PARAMETER	DESCRIPTION
`motif_name`	Name of the motif (e.g. `"JASPAR.HNF1A"`). TYPE: `str`
`dataset`	Motif dataset DataFrame. If `None`, loads via :func:`all_motif_datasets`. TYPE: `DataFrame \| None` DEFAULT: `None`
`data_dir`	Passed to :func:`all_motif_datasets` if dataset is `None`. TYPE: `str \| Path \| None` DEFAULT: `None`

RETURNS	DESCRIPTION
`DataFrame`	PSSM DataFrame with columns `pos`, `A`, `C`, `G`, `T`.

RAISES	DESCRIPTION
`KeyError`	If motif_name is not found in the dataset.

motif_enrichment ¶

motif_enrichment(pwm_q: ndarray, groups: ndarray | list[str], threshold: float = 0.99, type: str = 'relative') -> pd.DataFrame

Calculate motif enrichment for groups of loci.

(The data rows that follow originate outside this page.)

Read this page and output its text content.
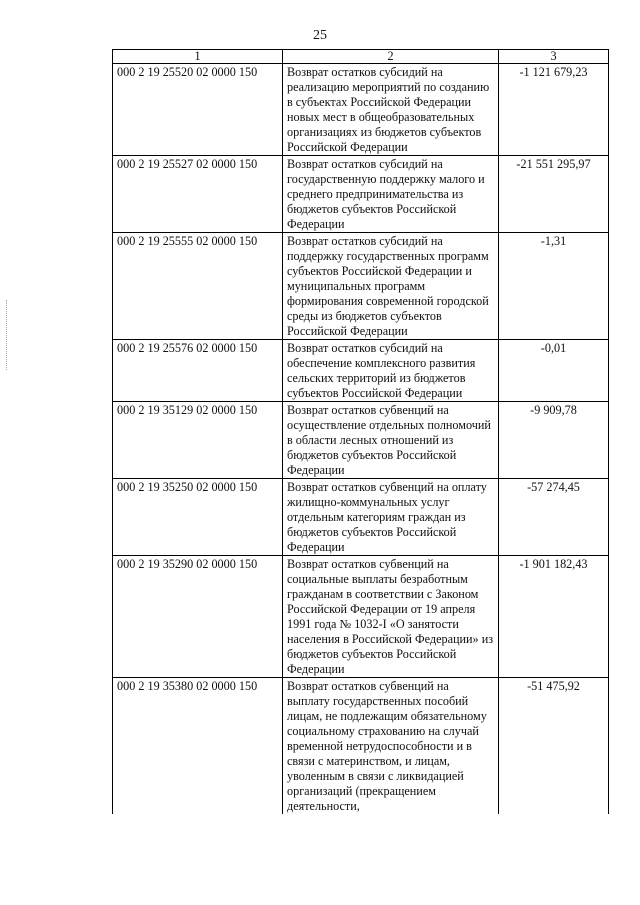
25
1	2	3
000 2 19 25520 02 0000 150	Возврат остатков субсидий на реализацию мероприятий по созданию в субъектах Российской Федерации новых мест в общеобразовательных организациях из бюджетов субъектов Российской Федерации	-1 121 679,23
000 2 19 25527 02 0000 150	Возврат остатков субсидий на государственную поддержку малого и среднего предпринимательства из бюджетов субъектов Российской Федерации	-21 551 295,97
000 2 19 25555 02 0000 150	Возврат остатков субсидий на поддержку государственных программ субъектов Российской Федерации и муниципальных программ формирования современной городской среды из бюджетов субъектов Российской Федерации	-1,31
000 2 19 25576 02 0000 150	Возврат остатков субсидий на обеспечение комплексного развития сельских территорий из бюджетов субъектов Российской Федерации	-0,01
000 2 19 35129 02 0000 150	Возврат остатков субвенций на осуществление отдельных полномочий в области лесных отношений из бюджетов субъектов Российской Федерации	-9 909,78
000 2 19 35250 02 0000 150	Возврат остатков субвенций на оплату жилищно-коммунальных услуг отдельным категориям граждан из бюджетов субъектов Российской Федерации	-57 274,45
000 2 19 35290 02 0000 150	Возврат остатков субвенций на социальные выплаты безработным гражданам в соответствии с Законом Российской Федерации от 19 апреля 1991 года № 1032-I «О занятости населения в Российской Федерации» из бюджетов субъектов Российской Федерации	-1 901 182,43
000 2 19 35380 02 0000 150	Возврат остатков субвенций на выплату государственных пособий лицам, не подлежащим обязательному социальному страхованию на случай временной нетрудоспособности и в связи с материнством, и лицам, уволенным в связи с ликвидацией организаций (прекращением деятельности,	-51 475,92
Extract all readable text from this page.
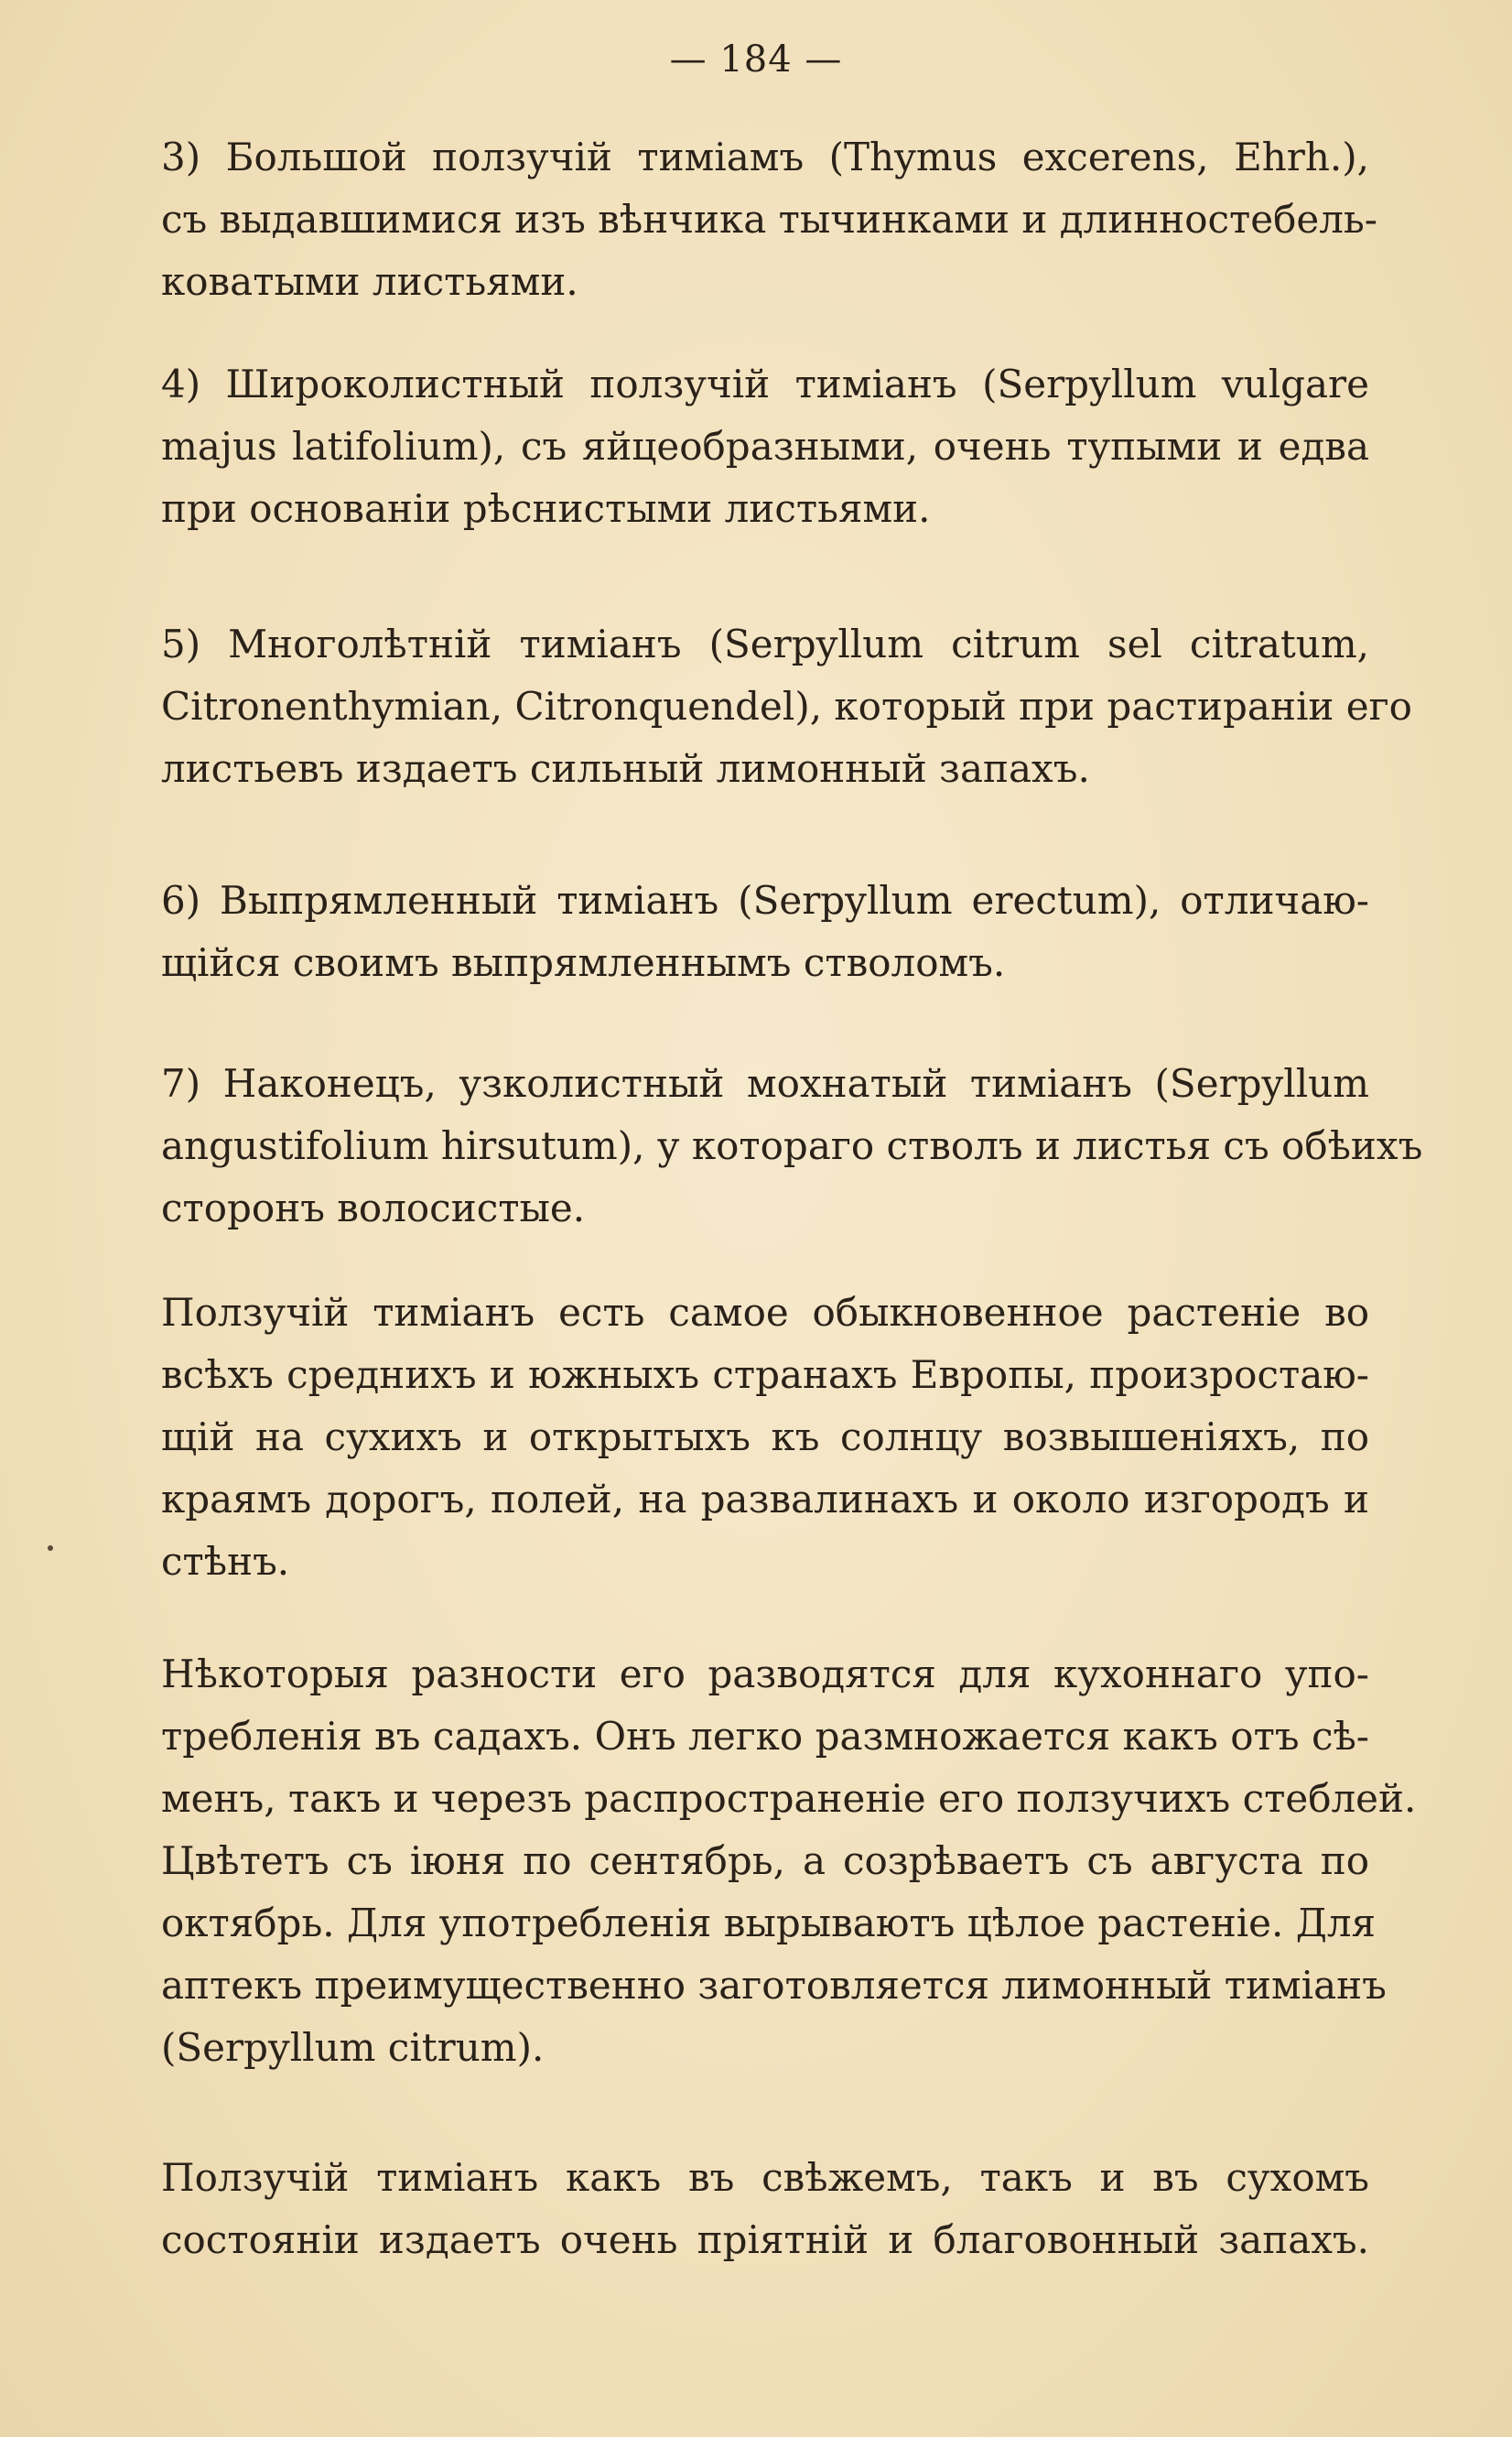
— 184 —

3) Большой ползучій тиміамъ (Thymus excerens, Ehrh.),
съ выдавшимися изъ вѣнчика тычинками и длинностебель-
коватыми листьями.

4) Широколистный ползучій тиміанъ (Serpyllum vulgare
majus latifolium), съ яйцеобразными, очень тупыми и едва
при основаніи рѣснистыми листьями.

5) Многолѣтній тиміанъ (Serpyllum citrum sel citratum,
Citronenthymian, Citronquendel), который при растираніи его
листьевъ издаетъ сильный лимонный запахъ.

6) Выпрямленный тиміанъ (Serpyllum erectum), отличаю-
щійся своимъ выпрямленнымъ стволомъ.

7) Наконецъ, узколистный мохнатый тиміанъ (Serpyllum
angustifolium hirsutum), у котораго стволъ и листья съ обѣихъ
сторонъ волосистые.

Ползучій тиміанъ есть самое обыкновенное растеніе во
всѣхъ среднихъ и южныхъ странахъ Европы, произростаю-
щій на сухихъ и открытыхъ къ солнцу возвышеніяхъ, по
краямъ дорогъ, полей, на развалинахъ и около изгородъ и
стѣнъ.

Нѣкоторыя разности его разводятся для кухоннаго упо-
требленія въ садахъ. Онъ легко размножается какъ отъ сѣ-
менъ, такъ и черезъ распространеніе его ползучихъ стеблей.
Цвѣтетъ съ іюня по сентябрь, а созрѣваетъ съ августа по
октябрь. Для употребленія вырываютъ цѣлое растеніе. Для
аптекъ преимущественно заготовляется лимонный тиміанъ
(Serpyllum citrum).

Ползучій тиміанъ какъ въ свѣжемъ, такъ и въ сухомъ
состояніи издаетъ очень пріятній и благовонный запахъ.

Mirrors the R motif_enrichment() function. Given a matrix of PWM quantile values and group assignments, computes enrichment of motifs in each group.

PARAMETER	DESCRIPTION
`pwm_q`	Matrix of shape `(n_loci, n_motifs)` with quantile values. TYPE: `ndarray`
`groups`	Group labels (length `n_loci`). TYPE: `ndarray \| list[str]`
`threshold`	Quantile threshold for considering a motif as present (default 0.99). TYPE: `float` DEFAULT: `0.99`
`type`	`"relative"` (enrichment vs other groups) or `"absolute"` (enrichment vs random). TYPE: `str` DEFAULT: `'relative'`

RETURNS	DESCRIPTION
`DataFrame`	Enrichment matrix with groups as rows and motifs as columns.